La hoguera era grande, pero la cueva era más grande aún; no había manera de saber dónde comenzaba y dónde terminaba. Las bocas de los túneles podían tener medio metro de profundidad o adentrarse kilómetros tierra adentro. Arya vio hombres, mujeres y niños, y todos la miraban con cautela.
—Aquí tienes al mago, ardillita —dijo Barbaverde—. Ahora obtendrás las respuestas que buscas. —Señaló en dirección a la hoguera, donde Tom Sietecuerdas estaba de pie hablando con un hombre alto y delgado que lucía restos dispares de armaduras viejas sobre una harapienta túnica rosada.
«Ése no puede ser Thoros de Myr.» Arya recordaba al sacerdote rojo, estaba gordo, iba bien afeitado y con la calva muy brillante. Aquel hombre tenía el rostro flácido y una mata de descuidado pelo gris. Tom le dijo algo que hizo que mirase en dirección a ella, y Arya pensó que de un momento a otro se le acercaría. Pero, en aquel momento, hizo su entrada el Cazador Loco, que empujó a su prisionero hacia la luz, y Gendry y ella quedaron relegados al olvido.

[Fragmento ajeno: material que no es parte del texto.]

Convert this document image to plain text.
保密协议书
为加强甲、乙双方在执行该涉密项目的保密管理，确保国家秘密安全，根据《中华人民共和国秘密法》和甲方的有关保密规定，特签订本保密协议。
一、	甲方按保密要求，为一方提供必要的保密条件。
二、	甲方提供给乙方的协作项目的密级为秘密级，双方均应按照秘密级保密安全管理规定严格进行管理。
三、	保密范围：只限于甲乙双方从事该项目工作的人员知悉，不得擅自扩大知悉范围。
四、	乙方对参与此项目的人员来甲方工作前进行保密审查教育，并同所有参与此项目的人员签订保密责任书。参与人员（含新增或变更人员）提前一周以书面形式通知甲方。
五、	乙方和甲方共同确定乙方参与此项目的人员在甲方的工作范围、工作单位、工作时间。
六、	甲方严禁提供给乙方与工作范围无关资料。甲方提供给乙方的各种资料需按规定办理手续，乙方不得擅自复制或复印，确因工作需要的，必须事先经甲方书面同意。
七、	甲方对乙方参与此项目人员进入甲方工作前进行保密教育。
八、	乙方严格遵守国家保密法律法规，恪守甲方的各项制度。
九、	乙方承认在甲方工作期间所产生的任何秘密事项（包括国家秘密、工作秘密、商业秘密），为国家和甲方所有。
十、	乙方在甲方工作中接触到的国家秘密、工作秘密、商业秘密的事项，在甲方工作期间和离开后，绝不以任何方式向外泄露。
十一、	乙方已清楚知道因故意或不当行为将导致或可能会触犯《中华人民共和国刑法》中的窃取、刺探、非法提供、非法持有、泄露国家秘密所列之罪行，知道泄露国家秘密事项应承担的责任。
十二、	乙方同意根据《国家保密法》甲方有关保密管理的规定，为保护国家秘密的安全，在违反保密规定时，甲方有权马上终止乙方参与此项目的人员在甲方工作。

El Cazador había resultado ser un hombre regordete y achaparrado, con prendas de cuero remendadas, calvicie incipiente, mentón casi inexistente y temperamento beligerante. En Sept de Piedra, Arya llegó a pensar que Lim y Barbaverde acabarían despedazados cuando se enfrentaron a él ante las jaulas de los cuervos para exigirle que entregara su prisionero al señor del relámpago. Los perros daban vueltas en torno a ellos olfateando y gruñendo. Pero Tom Siete los calmó con un poco de música, Atanasia atravesó la plaza con el delantal lleno de huesos y restos de carnero, y Lim le señaló a Anguy, que estaba en una ventana del prostíbulo con una flecha preparada. El Cazador Loco los maldijo por blandos y lameculos, pero al final accedió a llevar su trofeo ante Lord Beric para que lo juzgara.
Le ataron las muñecas con cuerda de cáñamo, le pusieron una soga en torno al cuello y le echaron un saco sobre la cabeza, aun así seguía siendo peligroso. Arya lo percibía incluso desde el otro lado de la cueva. Thoros, si es que de Thoros se trataba, fue al encuentro del prisionero y de quien lo había capturado.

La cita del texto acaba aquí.